Dal Vicino Oriente alle Colonne d’Ercole scorrono le vicende legate al vino come cura partendo dalle affascinanti vicende dei popoli più famosi dell’antichità: Sumeri, Egizi, Greci, Etruschi. Scopriamo così che il dono di Dioniso agli uomini è stato usato in molti modi: anestetico, antipiretico, disinfettante, diuretico, antisettico, cicatrizzante, ma soprattutto come componente essenziale nella creazione e nell’applicazione di unguenti, colliri, creme, sciroppi, empiastri, spugnature, infusi, decotti, irrigazioni, gargarismi, fasciature, elisir e molto altro.
Alchimisti, farmacisti ed erboristi lo hanno regolarmente adoperato, insieme ad altre sostanze, per facilitare la fusione e l’efficacia dei vari principi attivi delle piante officinali – un patrimonio di risorse naturali già noto a grandi filosofi-maghi dell’antichità come Pitagora ed Empedocle – e per agevolarne l’assunzione e consolidarne gli effetti sull’organismo.
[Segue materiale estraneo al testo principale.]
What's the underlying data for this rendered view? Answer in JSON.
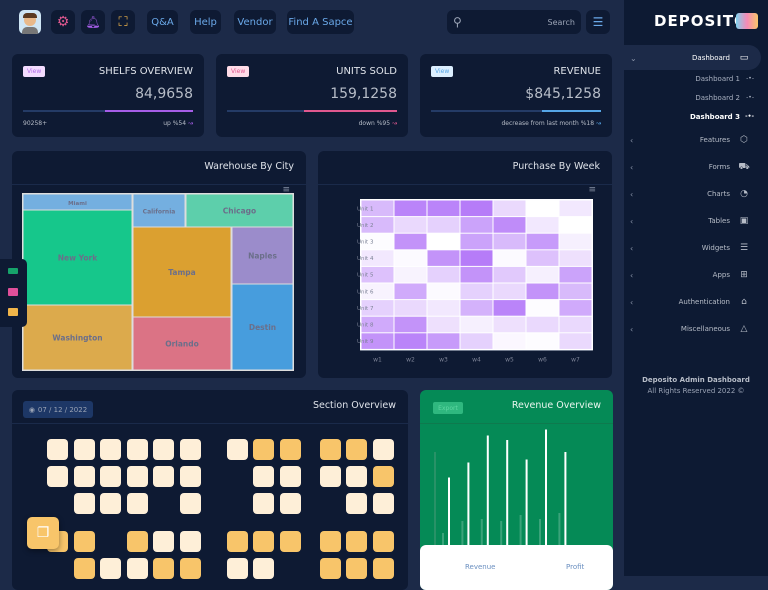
{
  "topbar": {
    "buttons": [
      "Q&A",
      "Help",
      "Vendor",
      "Find A Sapce"
    ],
    "search_placeholder": "Search",
    "icons": [
      "avatar",
      "gear-icon",
      "bell-icon",
      "fullscreen-icon",
      "menu-icon"
    ]
  },
  "stats": [
    {
      "view": "View",
      "title": "SHELFS OVERVIEW",
      "value": "84,9658",
      "left": "90258+",
      "right": "up %54",
      "progress": 0.52,
      "color": "#a65ee8",
      "badge_bg": "#f3dcff",
      "badge_fg": "#b06ae8"
    },
    {
      "view": "View",
      "title": "UNITS SOLD",
      "value": "159,1258",
      "left": "",
      "right": "down %95",
      "progress": 0.55,
      "color": "#e0588f",
      "badge_bg": "#ffdce8",
      "badge_fg": "#e0588f"
    },
    {
      "view": "View",
      "title": "REVENUE",
      "value": "$845,1258",
      "left": "",
      "right": "decrease from last month %18",
      "progress": 0.35,
      "color": "#56a6e6",
      "badge_bg": "#dcefff",
      "badge_fg": "#56a6e6"
    }
  ],
  "warehouse": {
    "title": "Warehouse By City",
    "chart_data": {
      "type": "treemap",
      "items": [
        {
          "label": "Miami",
          "color": "#74afe0"
        },
        {
          "label": "New York",
          "color": "#16c78b"
        },
        {
          "label": "Washington",
          "color": "#dcaa4c"
        },
        {
          "label": "California",
          "color": "#74afe0"
        },
        {
          "label": "Chicago",
          "color": "#5dcfab"
        },
        {
          "label": "Tampa",
          "color": "#dba030"
        },
        {
          "label": "Orlando",
          "color": "#db7385"
        },
        {
          "label": "Naples",
          "color": "#9b8ccb"
        },
        {
          "label": "Destin",
          "color": "#479ddd"
        }
      ]
    }
  },
  "purchase": {
    "title": "Purchase By Week",
    "chart_data": {
      "type": "heatmap",
      "x": [
        "w1",
        "w2",
        "w3",
        "w4",
        "w5",
        "w6",
        "w7"
      ],
      "y": [
        "Unit 1",
        "Unit 2",
        "Unit 3",
        "Unit 4",
        "Unit 5",
        "Unit 6",
        "Unit 7",
        "Unit 8",
        "Unit 9"
      ],
      "color": "#a965f7",
      "values": [
        [
          45,
          80,
          80,
          85,
          25,
          0,
          15
        ],
        [
          45,
          25,
          30,
          60,
          75,
          15,
          0
        ],
        [
          2,
          70,
          0,
          60,
          45,
          65,
          10
        ],
        [
          15,
          3,
          70,
          85,
          3,
          40,
          20
        ],
        [
          40,
          8,
          30,
          70,
          35,
          10,
          60
        ],
        [
          8,
          55,
          3,
          30,
          25,
          70,
          45
        ],
        [
          30,
          25,
          15,
          50,
          80,
          2,
          55
        ],
        [
          55,
          70,
          20,
          10,
          20,
          25,
          25
        ],
        [
          70,
          80,
          65,
          30,
          5,
          2,
          25
        ]
      ]
    }
  },
  "section": {
    "title": "Section Overview",
    "date": "07 / 12 / 2022",
    "seats": [
      "llllll|loo|ool",
      "llllll|.ll|llo",
      ".lll.l|.ll|.ll",
      "oo.oll|ooo|ooo",
      ".olloo|ll.|ooo"
    ],
    "colors": {
      "l": "#feefd8",
      "o": "#f8c56a"
    }
  },
  "revenue": {
    "title": "Revenue Overview",
    "export": "Export",
    "legend": [
      "Revenue",
      "Profit"
    ],
    "chart_data": {
      "type": "bar",
      "series": [
        {
          "name": "Revenue",
          "values": [
            45,
            55,
            73,
            70,
            57,
            77,
            62
          ]
        },
        {
          "name": "Profit",
          "values": [
            12,
            24,
            26,
            24,
            30,
            26,
            32
          ]
        }
      ]
    }
  },
  "sidebar": {
    "logo": "DEPOSITO",
    "items": [
      {
        "label": "Dashboard",
        "icon": "monitor-icon",
        "glyph": "▭"
      },
      {
        "label": "Features",
        "icon": "box-icon",
        "glyph": "⬡"
      },
      {
        "label": "Forms",
        "icon": "truck-icon",
        "glyph": "⛟"
      },
      {
        "label": "Charts",
        "icon": "pie-chart-icon",
        "glyph": "◔"
      },
      {
        "label": "Tables",
        "icon": "table-icon",
        "glyph": "▣"
      },
      {
        "label": "Widgets",
        "icon": "widgets-icon",
        "glyph": "☰"
      },
      {
        "label": "Apps",
        "icon": "apps-grid-icon",
        "glyph": "⊞"
      },
      {
        "label": "Authentication",
        "icon": "lock-icon",
        "glyph": "⌂"
      },
      {
        "label": "Miscellaneous",
        "icon": "warning-icon",
        "glyph": "△"
      }
    ],
    "subitems": [
      "Dashboard 1",
      "Dashboard 2",
      "Dashboard 3"
    ],
    "footer1": "Deposito Admin Dashboard",
    "footer2": "All Rights Reserved 2022 ©"
  }
}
Di citazione in citazione Piedimonte ci racconta del fenomenale exploit, commerciale e mediatico, dei “vini medicinali” (o medicamentosi), primo fra tutti il “Vino Mariani”, realizzato con foglie di coca del Perù; una bevanda che entusiasmò re e regine, zar, pontefici e altre celebrità del mondo della cultura e dello spettacolo, che saranno tutti trasformati in testimonial ante litteram. «Vi mando mille ringraziamenti, caro Mariani, per questo vino di giovinezza che procura la vita, conserva la forza (…) e la restituisce a quelli che non l’hanno più», si legge in una lettera di Émile Zola.
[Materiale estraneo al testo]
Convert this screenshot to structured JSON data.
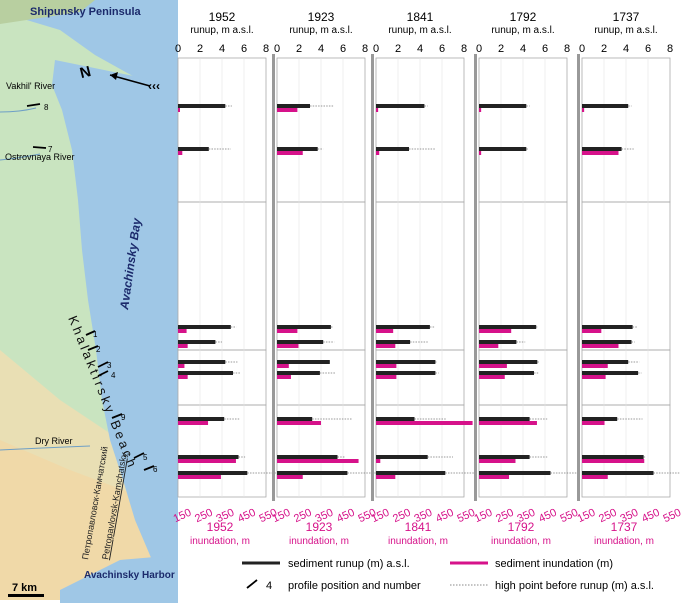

Ma il vino, notoriamente, è sempre stato strettamente legato anche alla sfera dell’eros e della magia ispirando creatività e passioni artistiche che hanno generato opere che hanno reso il mondo più bello. “Balsamo” per le ferite esistenziali (quella melancolia già nota ad Aristotele e Ippocrate), “unguento” per la psiche, è il più antico antidepressivo conosciuto: «…eleva l’anima e i pensieri, e le inquietudini si allontanano dal cuore dell’uomo», scrive Pindaro (V secolo a.C.), opinione che sarà ripresa dallo storico bizantino Michele Psello: «…una consolazione (il vino, ndr) per chi è depresso e una cura per chi è malato».
Il libro si chiude con una suggestiva carrellata di letterati, artisti, musicisti e poeti. Un tuffo tra note e versi: «Il piacer del vino è misto di corporale e di spirituale. (…) Anzi consiste principalmente nello spirito», scrive Leopardi. E dopo di lui (tra i tanti) Borges, Brassens, Lucio Dalla, Neruda e Galeano: «Siamo tutti mortali fino al primo bacio e al secondo bicchiere di vino». Dulcis in fundo, l’immortale Alda Merini: «A me piacciono gli anfratti bui delle osterie dormienti, / dove la gente culmina nell’eccesso del canto, a me piacciono […] i calici di vino profondi, dove la mente esulta, livello di magico pensiero…».
Giornalista professionista, saggista, fotografo, libero docente, esperto di comunicazione, consulente per la tv e il cinema. Antonio E. Piedimonte ha lavorato per diversi giornali nazionali tra cui “la Repubblica” e il “Corriere della Sera”, e dal 2014 scrive per il quotidiano “la Stampa”. Tra i numerosi libri già pubblicati: “Napoli Segreta”; “Alchimia e Medicina”; “Filtri e magie d’amore”; “Milano esoterica”; “Il Cimitero delle Fontanelle e il culto delle anime del Purgatorio”; “Nella terra delle janare”; “Raimondo di Sangro principe di Sansevero”; “Spiritismo a Napoli”; “Leonardo da Vinci a Milano”; “La collina sacra”; “Le epidemie nella storia del Meridione”; “Le 99 vie massoniche di Napoli – La città dei fratelli: la storia della massoneria meridionale nella toponomastica”.